If you have not already done so, you must collect performance data for omptest and open the first experiment, omptest.1.er. See Collecting Data for the omptest Example for instructions.
This exercise compares the performance of two routines, psec_() and pdo_(), that use the PARALLEL SECTIONS directive and the PARALLEL DO directive. The performance of the routines is compared as a function of the number of CPUs.
To compare the four-CPU run with the two-CPU run, you must start another instance of the Performance Analyzer with omptest.2.er loaded into it. In a terminal window, type the following command.
% analyzer omptest.2.er &
You can use the Find tool to find this function. Note that there are other functions that start with psec_, which have been generated by the compiler.

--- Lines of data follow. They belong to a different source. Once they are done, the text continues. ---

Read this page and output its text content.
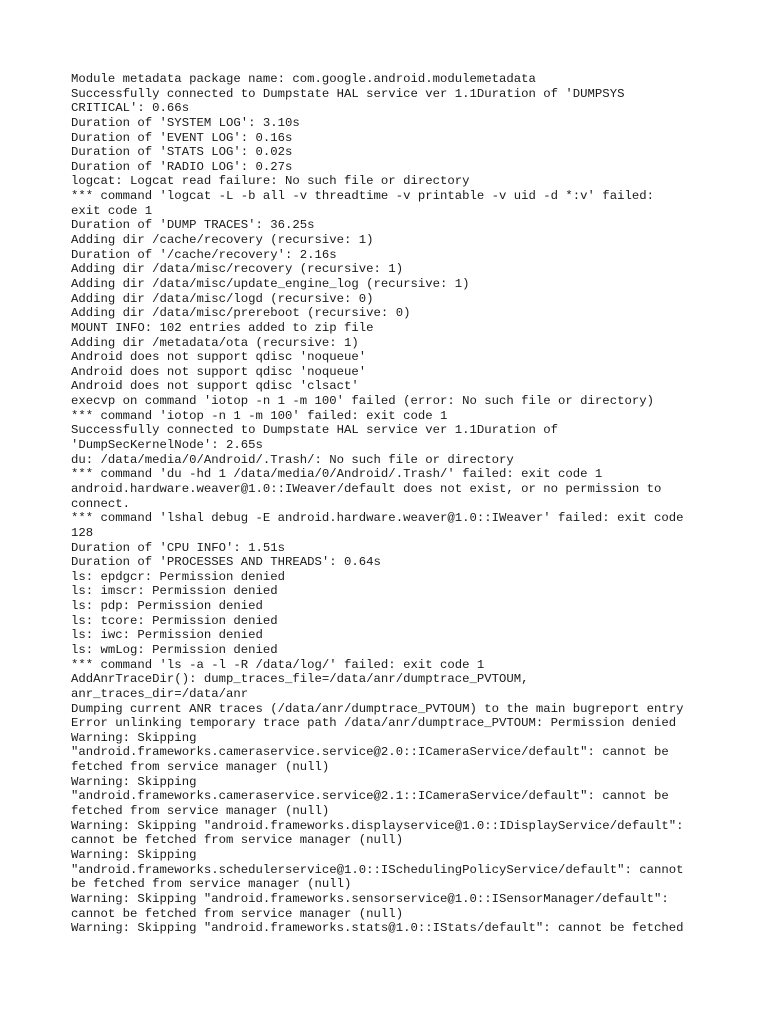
Module metadata package name: com.google.android.modulemetadata
Successfully connected to Dumpstate HAL service ver 1.1Duration of 'DUMPSYS
CRITICAL': 0.66s
Duration of 'SYSTEM LOG': 3.10s
Duration of 'EVENT LOG': 0.16s
Duration of 'STATS LOG': 0.02s
Duration of 'RADIO LOG': 0.27s
logcat: Logcat read failure: No such file or directory
*** command 'logcat -L -b all -v threadtime -v printable -v uid -d *:v' failed:
exit code 1
Duration of 'DUMP TRACES': 36.25s
Adding dir /cache/recovery (recursive: 1)
Duration of '/cache/recovery': 2.16s
Adding dir /data/misc/recovery (recursive: 1)
Adding dir /data/misc/update_engine_log (recursive: 1)
Adding dir /data/misc/logd (recursive: 0)
Adding dir /data/misc/prereboot (recursive: 0)
MOUNT INFO: 102 entries added to zip file
Adding dir /metadata/ota (recursive: 1)
Android does not support qdisc 'noqueue'
Android does not support qdisc 'noqueue'
Android does not support qdisc 'clsact'
execvp on command 'iotop -n 1 -m 100' failed (error: No such file or directory)
*** command 'iotop -n 1 -m 100' failed: exit code 1
Successfully connected to Dumpstate HAL service ver 1.1Duration of
'DumpSecKernelNode': 2.65s
du: /data/media/0/Android/.Trash/: No such file or directory
*** command 'du -hd 1 /data/media/0/Android/.Trash/' failed: exit code 1
android.hardware.weaver@1.0::IWeaver/default does not exist, or no permission to
connect.
*** command 'lshal debug -E android.hardware.weaver@1.0::IWeaver' failed: exit code
128
Duration of 'CPU INFO': 1.51s
Duration of 'PROCESSES AND THREADS': 0.64s
ls: epdgcr: Permission denied
ls: imscr: Permission denied
ls: pdp: Permission denied
ls: tcore: Permission denied
ls: iwc: Permission denied
ls: wmLog: Permission denied
*** command 'ls -a -l -R /data/log/' failed: exit code 1
AddAnrTraceDir(): dump_traces_file=/data/anr/dumptrace_PVTOUM,
anr_traces_dir=/data/anr
Dumping current ANR traces (/data/anr/dumptrace_PVTOUM) to the main bugreport entry
Error unlinking temporary trace path /data/anr/dumptrace_PVTOUM: Permission denied
Warning: Skipping
"android.frameworks.cameraservice.service@2.0::ICameraService/default": cannot be
fetched from service manager (null)
Warning: Skipping
"android.frameworks.cameraservice.service@2.1::ICameraService/default": cannot be
fetched from service manager (null)
Warning: Skipping "android.frameworks.displayservice@1.0::IDisplayService/default":
cannot be fetched from service manager (null)
Warning: Skipping
"android.frameworks.schedulerservice@1.0::ISchedulingPolicyService/default": cannot
be fetched from service manager (null)
Warning: Skipping "android.frameworks.sensorservice@1.0::ISensorManager/default":
cannot be fetched from service manager (null)
Warning: Skipping "android.frameworks.stats@1.0::IStats/default": cannot be fetched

For the two-CPU run, the ratio of wall clock time to either user CPU time or total LWP is about 1 to 2, which indicates relatively efficient parallelization.
For the four-CPU run, psec_() takes about the same wall clock time as for the two-CPU run, but both the user CPU time and the total LWP time are higher. There are only two sections within the psec_() PARALLEL SECTION construct, so only two threads are required to execute them, using only two of the four available CPUs at any given time. The other two threads are spending CPU time waiting for work. Because there is no more work available, the time is wasted.
The data for pdo_() is now displayed in the Summary tab.
The user CPU time for pdo_() is about the same as for psec_(). The ratio of wall-clock time to user CPU time is about 1 to 2 on the two-CPU run, and about 1 to 4 on the four-CPU run, indicating that the pdo_() parallelizing strategy scales much more efficiently on multiple CPUs, taking into account how many CPUs are available and scheduling the loop appropriately.